Fine vita. Francesca De Biasi: Belluno è pronta a recepire la nuova legge

Dic 19th, 2017 | By | Category: Cronaca/Politica, Prima Pagina, Sanità

Francesca De Biasi

“Il comune di Belluno, ed in particolare chi nel 2012/2013 ha lavorato per costruire all’interno dell’ufficio anagrafe la possibilità di registrare le proprie direttive Anticipate di fine Vita (DAT) esprime la propria piena soddisfazione per l’approvazione definitiva da parte del Senato della Repubblica il 14/12/2017 della Legge ‘Norme in materia di Consenso Informato e Disposizioni Anticipate di Trattamento’.”

Lo dichiara Francesca De Biasi, presidente commissione Cultura del Comune di Belluno, per il Gruppo consigliare sanità.

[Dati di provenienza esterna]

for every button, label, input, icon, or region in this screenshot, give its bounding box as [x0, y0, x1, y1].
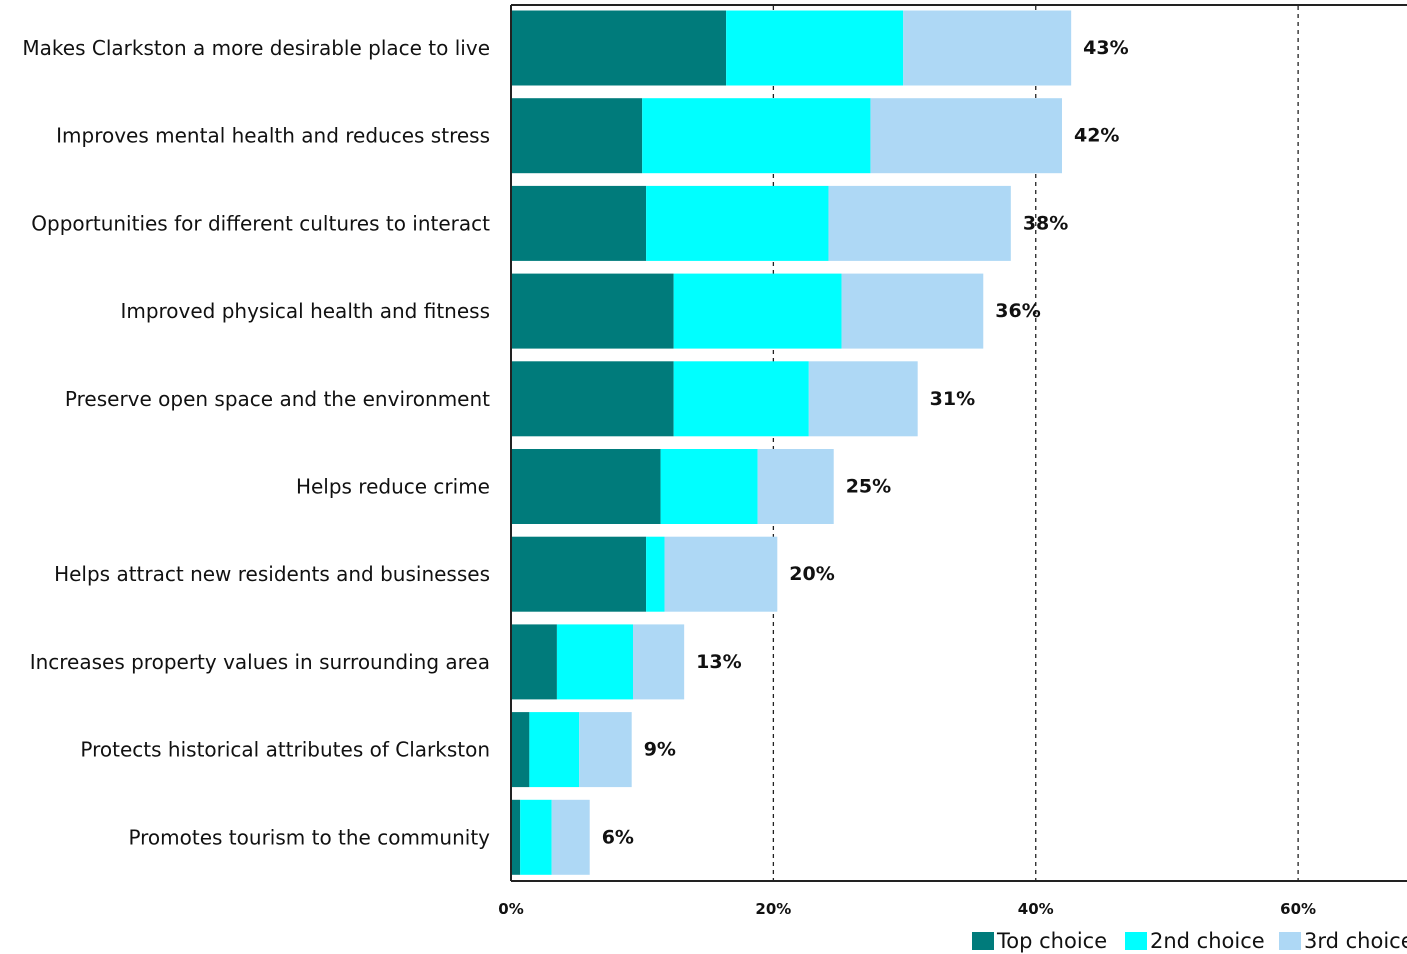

“L’approvazione della delibera e del regolamento di attuazione è stata un percorso articolato che ha coinvolto l’allora comitato etico per la pratica clinica dell’Ulss 1 presieduto dal dottor Davide Mazzon allora anche vicepresidente del Comitato etico regionale, l’Ordine dei medici della provincia e tutti i gruppi consigliari della precedente amministrazione. L’unanimità dell’approvazione aveva dimostrato una particolare sensibilità del consiglio verso i temi della bioetica ed in particolare dell’esercizio del diritto di autodeterminazione delle persone malate, in tutte le fasi del percorso di cura, sino alla fine della vita.
La Legge approvata ha tenuto conto delle realtà dei nuovi contesti di cura contraddistinti da nuovi scenari di malattia, nuove opportunità fornite dal progresso tecnico-scientifico, nuove modalità del morire, nonché da una sempre maggiore consapevolezza dell’autonomia delle persone malate nel decidere piani di cura più coerenti con la loro visione della vita. Inoltre ricorda, così come condiviso con specialisti e con la Popolazione che “…Il medico è tenuto a rispettare la volontà espressa dal paziente di rifiutare il trattamento sanitario o di rinunciare al medesimo e, in conseguenza di ciò, è esente da responsabilità civile e penale…”.
Non sono molte le persone che da allora hanno deciso di registrare presso il comune le proprie volontà anticipate di fine vita. Ma sono moltissime – conclude De Biasi – quelle che hanno utilizzato il modello per depositare al medico di fiducia i propri desiderata e ancora altre quelle che, grazie al dibattito, hanno riflettuto su un tema sentito che siamo orgogliosi di aver anticipato intercettando paure e bisogni della cittadinanza”.